Welcome to Mishka's Rainbow Bridge Memorial Residency
Mishka's Rainbow Bridge Pet Loss Memorial Residency Image
Memories of Mishka
(6/15/2018) Mishka, you gave us so much in such a short time. You deserved more than two years with us but cancer took you away. I don't understand how such a wonderful dog had to face such a fight against a terrible disease, but you fought bravely and were so strong.
When we first brought you home you were so scared of your new surroundings. I remember the first 2 or 3 days you would crawl into my lap and shiver. I tried to make you feel safe and soon you became much more comfortable. Eventually you still crawled up onto me when I was in a chair and I loved it when you put your upper body across my lap and put your paws and head on my chest. You were such a loving companion.
When it was time to eat or time for a walk, you were very entertaining as you jumped up and down, lifting your front legs off the ground in excitement. It was awkward to see but it was you being you, loving life.
But your calm, comforting demeanor is what set you apart from other dogs.
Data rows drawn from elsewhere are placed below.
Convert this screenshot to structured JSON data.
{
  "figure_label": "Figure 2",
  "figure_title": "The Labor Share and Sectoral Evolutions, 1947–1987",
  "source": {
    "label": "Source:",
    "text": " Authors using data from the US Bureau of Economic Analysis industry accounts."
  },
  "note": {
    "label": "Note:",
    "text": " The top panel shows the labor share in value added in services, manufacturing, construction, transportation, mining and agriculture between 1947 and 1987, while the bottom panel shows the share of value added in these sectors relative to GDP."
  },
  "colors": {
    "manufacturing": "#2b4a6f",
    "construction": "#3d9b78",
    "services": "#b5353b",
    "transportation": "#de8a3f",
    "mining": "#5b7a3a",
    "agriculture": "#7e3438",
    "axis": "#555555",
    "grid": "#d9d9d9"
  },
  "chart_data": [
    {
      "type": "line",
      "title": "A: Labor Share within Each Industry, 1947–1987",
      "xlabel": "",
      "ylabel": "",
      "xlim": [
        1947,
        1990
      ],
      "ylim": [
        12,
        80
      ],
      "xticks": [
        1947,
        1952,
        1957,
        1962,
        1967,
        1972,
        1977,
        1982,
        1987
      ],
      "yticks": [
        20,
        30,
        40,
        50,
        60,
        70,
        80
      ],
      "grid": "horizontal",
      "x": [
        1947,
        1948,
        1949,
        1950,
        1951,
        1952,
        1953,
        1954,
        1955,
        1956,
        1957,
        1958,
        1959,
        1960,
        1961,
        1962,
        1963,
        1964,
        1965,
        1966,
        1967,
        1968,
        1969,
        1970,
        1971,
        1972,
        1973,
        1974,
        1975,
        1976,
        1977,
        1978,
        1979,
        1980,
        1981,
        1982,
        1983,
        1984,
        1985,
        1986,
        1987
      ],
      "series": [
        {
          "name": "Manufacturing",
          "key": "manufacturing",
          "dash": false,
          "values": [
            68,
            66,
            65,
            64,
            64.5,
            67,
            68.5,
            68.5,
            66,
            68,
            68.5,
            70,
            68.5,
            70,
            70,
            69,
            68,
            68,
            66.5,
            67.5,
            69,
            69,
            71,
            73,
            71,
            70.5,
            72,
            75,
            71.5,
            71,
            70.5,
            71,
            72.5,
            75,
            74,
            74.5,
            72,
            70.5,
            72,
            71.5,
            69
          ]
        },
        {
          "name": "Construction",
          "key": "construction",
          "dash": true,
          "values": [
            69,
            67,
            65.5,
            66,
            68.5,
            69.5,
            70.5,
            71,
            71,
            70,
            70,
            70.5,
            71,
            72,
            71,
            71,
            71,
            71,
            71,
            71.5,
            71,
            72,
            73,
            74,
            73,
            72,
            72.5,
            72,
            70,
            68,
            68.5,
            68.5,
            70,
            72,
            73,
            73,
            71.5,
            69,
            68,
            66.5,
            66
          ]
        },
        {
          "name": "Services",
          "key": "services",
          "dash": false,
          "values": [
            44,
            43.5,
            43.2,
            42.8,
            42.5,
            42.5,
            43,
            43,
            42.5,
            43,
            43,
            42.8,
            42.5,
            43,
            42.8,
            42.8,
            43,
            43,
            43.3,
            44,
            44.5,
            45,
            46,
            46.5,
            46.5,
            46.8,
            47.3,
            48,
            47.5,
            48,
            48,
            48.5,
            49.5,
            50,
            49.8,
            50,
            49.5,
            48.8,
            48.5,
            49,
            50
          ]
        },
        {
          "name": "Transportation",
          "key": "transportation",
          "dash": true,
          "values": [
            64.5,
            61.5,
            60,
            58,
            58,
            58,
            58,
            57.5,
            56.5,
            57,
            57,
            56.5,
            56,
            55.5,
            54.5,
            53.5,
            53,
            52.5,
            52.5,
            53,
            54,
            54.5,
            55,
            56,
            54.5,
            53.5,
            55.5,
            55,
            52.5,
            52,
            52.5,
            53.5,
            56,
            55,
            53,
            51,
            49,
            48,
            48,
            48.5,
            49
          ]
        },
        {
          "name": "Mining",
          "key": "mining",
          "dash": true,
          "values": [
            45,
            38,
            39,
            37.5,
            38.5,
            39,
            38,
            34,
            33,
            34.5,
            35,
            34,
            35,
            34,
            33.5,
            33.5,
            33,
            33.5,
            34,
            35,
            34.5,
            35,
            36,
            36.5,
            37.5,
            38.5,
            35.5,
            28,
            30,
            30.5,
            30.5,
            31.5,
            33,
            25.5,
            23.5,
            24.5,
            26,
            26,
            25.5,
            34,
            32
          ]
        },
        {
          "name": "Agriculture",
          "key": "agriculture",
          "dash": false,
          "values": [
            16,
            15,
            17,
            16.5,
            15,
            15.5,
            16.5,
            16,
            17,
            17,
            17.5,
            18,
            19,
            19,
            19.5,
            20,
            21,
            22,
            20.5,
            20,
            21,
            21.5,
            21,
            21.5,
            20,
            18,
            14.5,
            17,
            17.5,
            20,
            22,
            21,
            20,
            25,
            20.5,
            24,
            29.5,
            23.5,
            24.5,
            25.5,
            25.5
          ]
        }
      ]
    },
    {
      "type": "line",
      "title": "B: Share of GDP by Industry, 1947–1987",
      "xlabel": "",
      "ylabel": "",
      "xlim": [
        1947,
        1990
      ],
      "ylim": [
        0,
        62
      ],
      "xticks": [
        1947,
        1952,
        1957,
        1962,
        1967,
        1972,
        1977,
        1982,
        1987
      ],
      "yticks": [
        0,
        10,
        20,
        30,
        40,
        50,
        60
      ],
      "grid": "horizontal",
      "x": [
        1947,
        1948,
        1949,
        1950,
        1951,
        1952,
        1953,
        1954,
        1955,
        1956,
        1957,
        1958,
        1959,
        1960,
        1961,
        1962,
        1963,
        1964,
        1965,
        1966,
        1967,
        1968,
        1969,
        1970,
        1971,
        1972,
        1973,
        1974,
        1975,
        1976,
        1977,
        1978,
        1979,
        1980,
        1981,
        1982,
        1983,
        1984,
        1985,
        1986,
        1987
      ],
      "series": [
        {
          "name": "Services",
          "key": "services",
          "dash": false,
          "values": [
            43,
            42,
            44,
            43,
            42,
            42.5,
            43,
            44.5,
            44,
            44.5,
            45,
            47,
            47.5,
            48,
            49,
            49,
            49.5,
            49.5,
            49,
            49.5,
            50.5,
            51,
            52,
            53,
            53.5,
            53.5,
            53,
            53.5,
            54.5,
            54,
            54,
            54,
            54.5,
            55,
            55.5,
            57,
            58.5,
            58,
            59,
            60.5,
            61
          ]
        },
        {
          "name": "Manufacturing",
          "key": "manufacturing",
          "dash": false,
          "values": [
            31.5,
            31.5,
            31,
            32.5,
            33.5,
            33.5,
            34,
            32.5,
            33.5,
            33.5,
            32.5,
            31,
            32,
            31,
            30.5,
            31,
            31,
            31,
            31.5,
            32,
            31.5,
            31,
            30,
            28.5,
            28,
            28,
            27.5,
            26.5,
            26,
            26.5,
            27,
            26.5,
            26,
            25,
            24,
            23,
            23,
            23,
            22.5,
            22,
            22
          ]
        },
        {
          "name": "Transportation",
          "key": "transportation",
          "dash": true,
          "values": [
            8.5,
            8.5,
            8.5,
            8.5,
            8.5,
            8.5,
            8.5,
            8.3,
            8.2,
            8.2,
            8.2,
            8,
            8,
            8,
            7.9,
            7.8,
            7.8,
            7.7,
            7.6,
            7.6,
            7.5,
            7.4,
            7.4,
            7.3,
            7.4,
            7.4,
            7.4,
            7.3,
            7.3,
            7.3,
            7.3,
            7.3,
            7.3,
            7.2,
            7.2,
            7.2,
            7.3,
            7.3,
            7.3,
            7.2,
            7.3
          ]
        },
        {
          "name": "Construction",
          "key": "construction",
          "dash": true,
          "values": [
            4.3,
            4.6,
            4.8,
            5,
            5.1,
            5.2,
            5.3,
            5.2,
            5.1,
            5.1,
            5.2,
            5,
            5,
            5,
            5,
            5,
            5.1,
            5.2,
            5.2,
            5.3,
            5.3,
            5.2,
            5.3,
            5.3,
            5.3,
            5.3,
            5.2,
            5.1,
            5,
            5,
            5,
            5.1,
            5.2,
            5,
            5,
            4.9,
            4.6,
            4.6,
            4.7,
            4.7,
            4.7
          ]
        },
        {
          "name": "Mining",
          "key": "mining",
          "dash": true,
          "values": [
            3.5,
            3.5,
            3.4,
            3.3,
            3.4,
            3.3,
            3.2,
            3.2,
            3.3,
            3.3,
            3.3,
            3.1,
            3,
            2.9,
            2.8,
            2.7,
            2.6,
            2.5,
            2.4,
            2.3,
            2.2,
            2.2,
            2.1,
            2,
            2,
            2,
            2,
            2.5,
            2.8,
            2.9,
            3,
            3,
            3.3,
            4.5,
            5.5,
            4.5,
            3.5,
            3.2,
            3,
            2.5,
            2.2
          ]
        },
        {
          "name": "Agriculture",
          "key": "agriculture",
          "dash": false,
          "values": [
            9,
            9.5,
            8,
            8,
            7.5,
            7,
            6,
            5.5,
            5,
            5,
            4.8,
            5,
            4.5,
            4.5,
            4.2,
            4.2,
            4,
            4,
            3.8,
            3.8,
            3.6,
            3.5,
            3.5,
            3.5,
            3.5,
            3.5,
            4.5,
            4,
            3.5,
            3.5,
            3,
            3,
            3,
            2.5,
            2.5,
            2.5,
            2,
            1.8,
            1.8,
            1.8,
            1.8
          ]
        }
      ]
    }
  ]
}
You got along with every person and dog you met and all who met you praised you for being so incredible.
In the end, when the cancer spread, it paralyzed your hind legs, we had no choice but to let you go and send you to the Bridge. I am still in pain with guilt, anger and heartbreak that you are no longer here. Some day the hurt will subside but I will always miss you so much. You were truly one-of-a-kind and your time with me will remain forever. Thank you for all you gave, my Little Mouse.

(June 15, 2019) I am so sad thinking about how you are no longer with me. You were so young and didn't deserve to leave us so soon. One year has gone by so fast and it seems like yesterday we would go for a walk and you would reach a point along the way where the bricks lined the sidewalk and you always climbed up on them to continue your walk with the balancing act you enjoyed doing. I will go there today with a couple of your pack-mates. It will make me sad again and bring back nice memories of you. The pain of losing you is still with me. I miss you so much.

(June 15, 2020) Mishka, when I think of you, and I do very, very often, I remember how strong you were and how you adjusted to so many different things while you were with us. It is such a shame you were taken so early in your life. I wish you were still part of our pack here. On the walk I have with your pack-mates, I will honor you and go over the bricks you walked on when you took the walks. I will always remember that quirk you had. It was great and I miss it so much. I go past that stretch and I always think of you and I say "hi" and "I miss you, Mishka". I hope you can hear me as you wait at The Bridge. I wish there was some miracle that would bring you back so you could get the life you deserved and not the cancer that took you. You are a great dog, Mishka.

(June 15, 2021)) As I write this today, I still don't understand why you had to deal with this rare form of cancer and why a horrible disease like that had to take you away from me. You were a great companion and such a character as time went on. You were with me a short time but you came out of your shell and were amazing. I still try to honor you on walks with your brother and sisters still here with me by walking on the pavers as you did. You did a great balancing act and were so much fun. You should still be here at my side and I miss that so much. I hope you are enjoying perfect health while you wait for me at The Bridge. I miss you so much. Send me down some of the strength you had and show me the way.

(June 15, 2022) 4 Years,...You would be only 8 years old right now. Instead you wait at the Bridge. I still have difficulty dealing with the unfairness of that. I see your picture almost every day and I talk to you. I hope you are playing with your pal Maddie who joined you not too long ago. As always, I will take your walk and honor your balancing skills...you know what I mean. I wish so much that you and those beautiful blue eyes were still here. You are missed so much. Enjoy your heavenly home, run with all your pack-mates and wait for me, I will see you again.

(June 15, 2023) Mishka, it seems so unfair you are no longer with us. We talk about you a lot and I remember you on walks now when we get to the spot you would walk up on the landscaping blocks. That was just part of your unique personality. You were so shy and scared when we brought you home and then you grew into a great dog. You were so strong after the cancer diagnosis and fought hard. Please watch over Jaxxson and Juno as they are now going through their own health issues. Give them some of your fight. Thank you for being here for the time we had together. You were amazing.

June 15, 2024 I have your photo on my laptop screens and I greet you every day and express how much I miss you. I just walked the dogs and made sure we did your special trick on the bricks. You were amazing at that. You should still be here with us if not for having to fight the cancer that took you away. You deserved so much more of a full and happy life. You fought so hard to win that battle until the very end. You were just coming into your own personality and confidence when you were taken away. You were such a sweetheart. I will always remember you and we talk about you often! Take care and wait for us at the Bridge, little girl.